I agree that for the wide variety of playback devices Roon supports, discovery makes a lot of sense, and external network configuration would be extremely difficult.

But I’m just asking about connecting a single client to play music on that device. The rest of the ecosystem has nothing to do with my phone getting music from Roon Core. The rest of the discovery for devices on my network isn’t relevant to this, because I’m physically not there. I’m not going to ask Roon to play my home headphones, or speakers, or on the TV, or anything on my local network, when I’m away from home.

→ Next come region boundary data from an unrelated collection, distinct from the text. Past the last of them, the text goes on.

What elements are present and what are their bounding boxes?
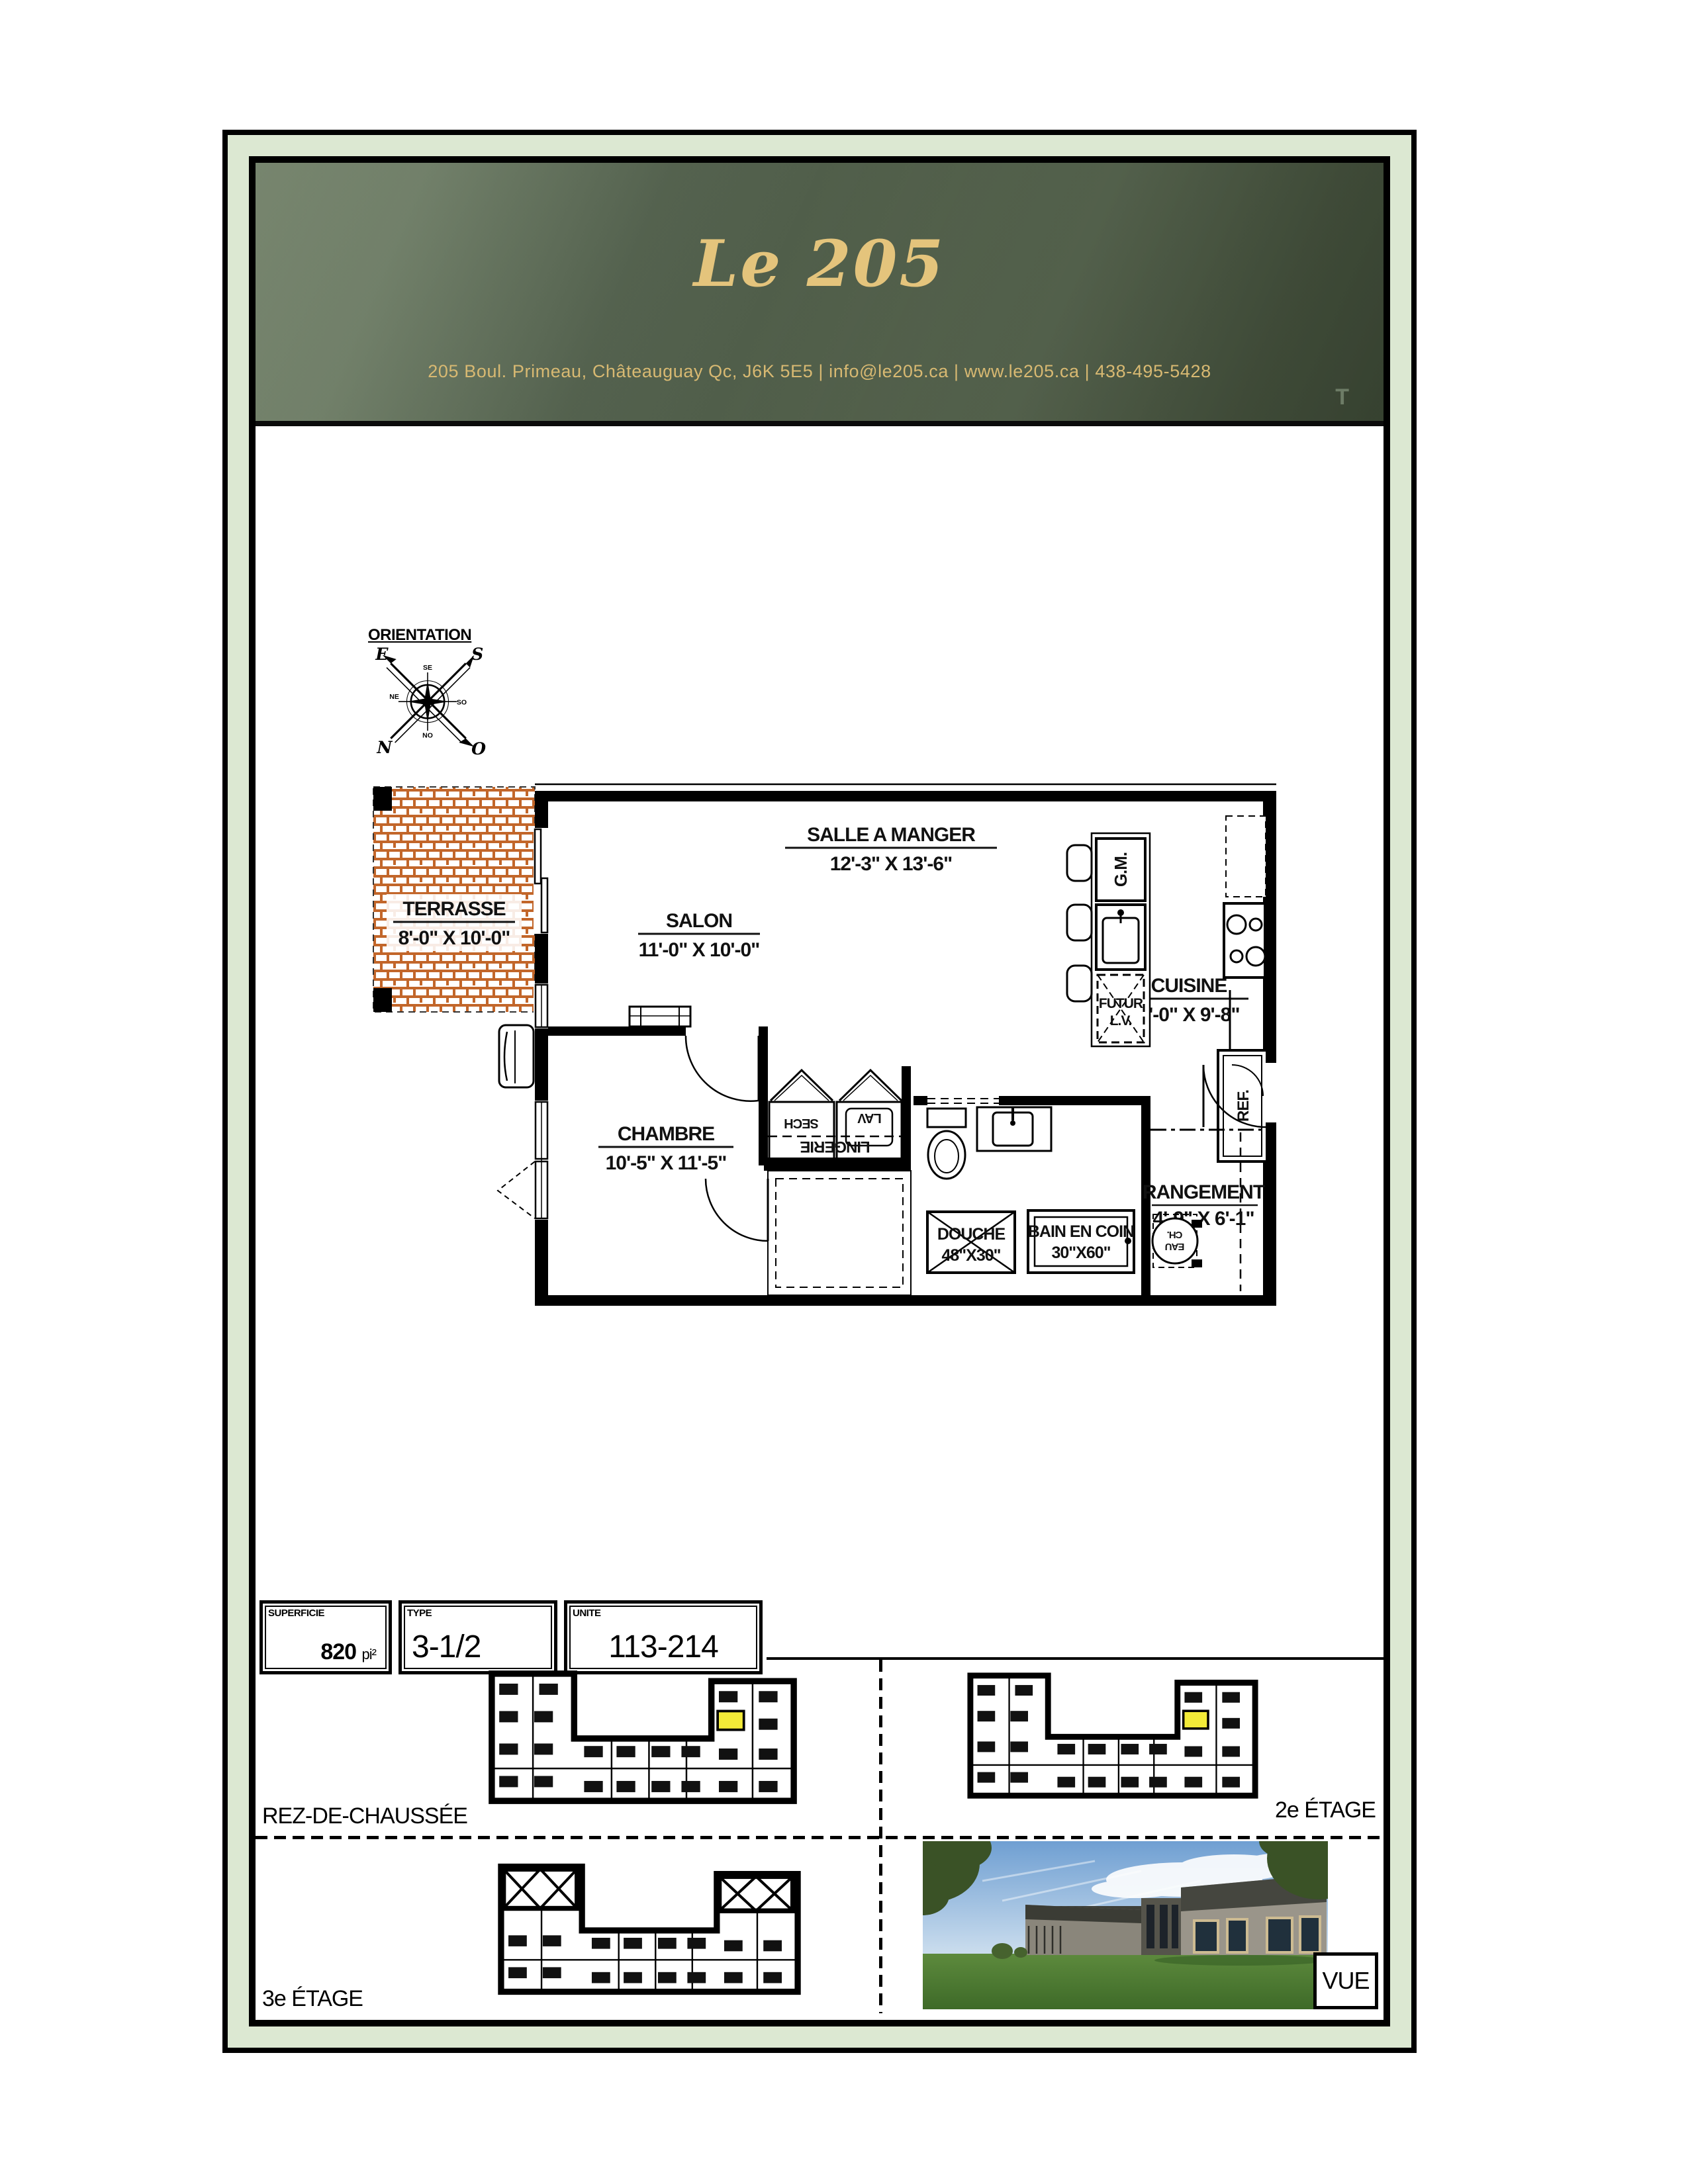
svg-text:SALLE A MANGER: SALLE A MANGER bbox=[807, 824, 976, 846]
section-divider-line bbox=[767, 1657, 1383, 1660]
level-label-etage3: 3e ÉTAGE bbox=[262, 1986, 363, 2012]
svg-text:LAV: LAV bbox=[857, 1111, 882, 1125]
room-label-salle-a-manger: SALLE A MANGER 12'-3" X 13'-6" bbox=[785, 824, 997, 875]
info-box-superficie: SUPERFICIE 820 pi² bbox=[259, 1600, 392, 1674]
superficie-value: 820 pi² bbox=[320, 1639, 376, 1665]
svg-text:L.V.: L.V. bbox=[1110, 1013, 1132, 1028]
heat-pump bbox=[499, 1025, 534, 1087]
stool-icon bbox=[1067, 845, 1092, 881]
unite-value: 113-214 bbox=[571, 1629, 756, 1665]
room-label-cuisine: CUISINE 8'-0" X 9'-8" bbox=[1136, 975, 1248, 1026]
superficie-label: SUPERFICIE bbox=[268, 1608, 324, 1619]
compass-rose-icon: N S E O SE SO NO NE bbox=[368, 645, 487, 756]
svg-text:SO: SO bbox=[457, 698, 467, 706]
svg-text:CH.: CH. bbox=[1167, 1229, 1183, 1240]
toilet-icon bbox=[927, 1109, 966, 1179]
svg-text:10'-5" X 11'-5": 10'-5" X 11'-5" bbox=[606, 1152, 727, 1174]
svg-text:48"X30": 48"X30" bbox=[942, 1246, 1001, 1265]
svg-text:8'-0" X 10'-0": 8'-0" X 10'-0" bbox=[399, 927, 510, 949]
room-label-salon: SALON 11'-0" X 10'-0" bbox=[638, 910, 760, 961]
floorplan-thumb-etage2 bbox=[954, 1664, 1272, 1807]
room-label-chambre: CHAMBRE 10'-5" X 11'-5" bbox=[598, 1123, 733, 1174]
shower-icon: DOUCHE 48"X30" bbox=[927, 1212, 1015, 1273]
patio-door bbox=[534, 828, 549, 934]
svg-text:SECH: SECH bbox=[784, 1116, 819, 1130]
vue-label-box: VUE bbox=[1313, 1952, 1378, 2009]
stool-icon bbox=[1067, 905, 1092, 940]
floor-plan-sheet: { "header": { "title": "Le 205", "addres… bbox=[0, 0, 1688, 2184]
svg-text:S: S bbox=[471, 645, 483, 664]
orientation-label: ORIENTATION bbox=[368, 626, 514, 645]
vertical-dashed-divider bbox=[879, 1660, 882, 2013]
type-value: 3-1/2 bbox=[412, 1629, 481, 1665]
stool-icon bbox=[1067, 966, 1092, 1001]
floor-plan: TERRASSE 8'-0" X 10'-0" bbox=[368, 762, 1283, 1324]
address-line: 205 Boul. Primeau, Châteauguay Qc, J6K 5… bbox=[256, 361, 1383, 382]
svg-text:RANGEMENT: RANGEMENT bbox=[1143, 1181, 1265, 1203]
lingerie-closet: SECH LAV LINGERIE bbox=[768, 1070, 903, 1162]
svg-text:TERRASSE: TERRASSE bbox=[402, 898, 505, 920]
svg-text:CHAMBRE: CHAMBRE bbox=[618, 1123, 714, 1145]
svg-text:E: E bbox=[375, 645, 389, 664]
door-arc bbox=[686, 1036, 759, 1101]
sheet-frame: Le 205 205 Boul. Primeau, Châteauguay Qc… bbox=[222, 130, 1417, 2053]
svg-text:EAU: EAU bbox=[1165, 1241, 1184, 1252]
type-label: TYPE bbox=[407, 1608, 432, 1619]
svg-text:11'-0" X 10'-0": 11'-0" X 10'-0" bbox=[639, 939, 760, 961]
level-label-etage2: 2e ÉTAGE bbox=[1275, 1797, 1376, 1823]
orientation-block: ORIENTATION N S E bbox=[368, 626, 514, 759]
building-photo bbox=[923, 1841, 1328, 2009]
window-chambre bbox=[498, 1101, 549, 1220]
door-arc bbox=[706, 1179, 768, 1241]
floorplan-thumb-rdc bbox=[474, 1661, 812, 1813]
svg-text:DOUCHE: DOUCHE bbox=[937, 1225, 1006, 1244]
corner-bath-icon: BAIN EN COIN 30"X60" bbox=[1028, 1210, 1134, 1273]
chambre-closet bbox=[706, 1171, 911, 1295]
header-banner: Le 205 205 Boul. Primeau, Châteauguay Qc… bbox=[256, 163, 1383, 426]
terrasse-area: TERRASSE 8'-0" X 10'-0" bbox=[373, 787, 535, 1012]
svg-text:NO: NO bbox=[422, 732, 433, 740]
bathroom: DOUCHE 48"X30" BAIN EN COIN 30"X60" bbox=[927, 1107, 1134, 1273]
svg-text:LINGERIE: LINGERIE bbox=[800, 1138, 870, 1156]
vanity-sink-icon bbox=[977, 1107, 1051, 1151]
svg-text:SE: SE bbox=[423, 664, 432, 672]
svg-text:NE: NE bbox=[389, 693, 399, 701]
floorplan-thumb-etage3 bbox=[484, 1854, 815, 2004]
page-title: Le 205 bbox=[256, 226, 1383, 301]
window-salon bbox=[534, 983, 549, 1028]
svg-text:REF.: REF. bbox=[1235, 1090, 1252, 1122]
stove-icon bbox=[1224, 903, 1265, 978]
svg-text:N: N bbox=[376, 737, 393, 756]
vue-label: VUE bbox=[1322, 1967, 1369, 1995]
svg-text:CUISINE: CUISINE bbox=[1151, 975, 1227, 997]
svg-text:12'-3" X 13'-6": 12'-3" X 13'-6" bbox=[830, 853, 952, 875]
futur-lave-vaisselle: FUTUR L.V. bbox=[1098, 975, 1144, 1042]
svg-text:SALON: SALON bbox=[666, 910, 732, 932]
svg-text:BAIN EN COIN: BAIN EN COIN bbox=[1028, 1222, 1134, 1241]
level-label-rdc: REZ-DE-CHAUSSÉE bbox=[262, 1803, 467, 1829]
svg-text:FUTUR: FUTUR bbox=[1099, 996, 1143, 1011]
svg-text:30"X60": 30"X60" bbox=[1052, 1244, 1111, 1262]
unite-label: UNITE bbox=[573, 1608, 601, 1619]
svg-text:G.M.: G.M. bbox=[1111, 852, 1131, 887]
svg-text:8'-0" X 9'-8": 8'-0" X 9'-8" bbox=[1138, 1004, 1239, 1026]
kitchen-island: G.M. FUTUR L.V. bbox=[1067, 833, 1150, 1046]
horizontal-dashed-divider bbox=[256, 1836, 1383, 1839]
svg-text:O: O bbox=[471, 739, 486, 756]
sheet-content: Le 205 205 Boul. Primeau, Châteauguay Qc… bbox=[249, 156, 1390, 2026]
corner-mark: T bbox=[1335, 385, 1349, 410]
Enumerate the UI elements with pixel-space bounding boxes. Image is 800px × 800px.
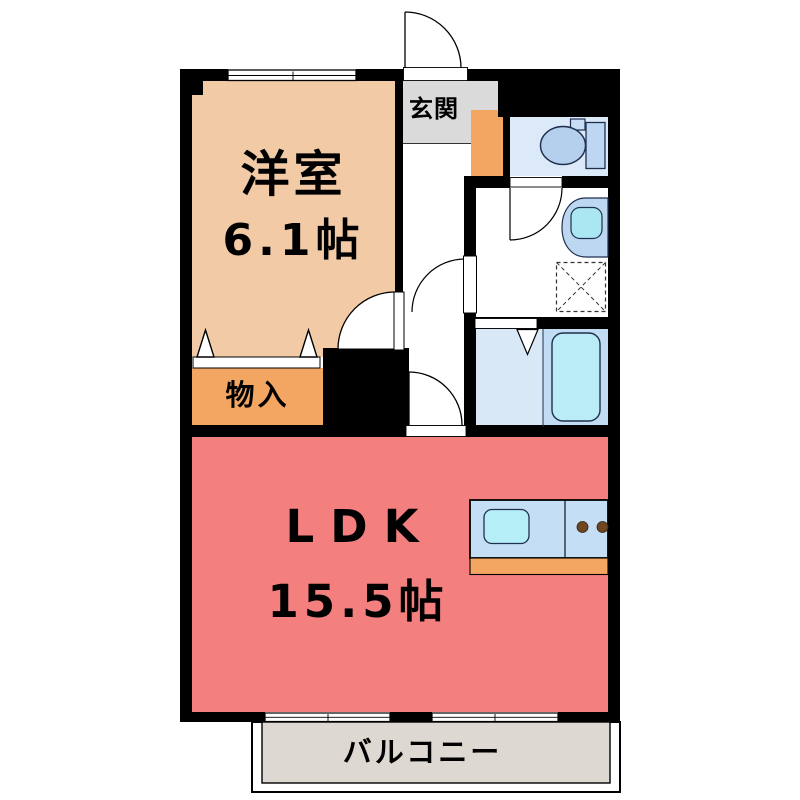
wall-bottom-b — [390, 712, 432, 722]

So… We’re essentially talking a single client to a single server. I don’t see how the rest of the complex ecosystem Roon has to manage at home impacts wanting to play my library through my phone. Not my phone plus other speakers at home; literally just my one little client. Roon doesn’t have to worry about latency issues syncing playback across multiple devices; it only has the one device to worry about.

Currently your phone is discovered as an endpoint by the server using the exact same means as every other endpoint. It doesn’t register as a player with the server. It also uses the same complex audio protocol that allows synced zones.

Roon is very consistent in this way. To this point they have had no interest in implementing and maintaining a lesser one off protocol that would work for single streams over the internet.

As well I mentioned before a simple port forward implementation would easily open up Roon to all my friends at no cost.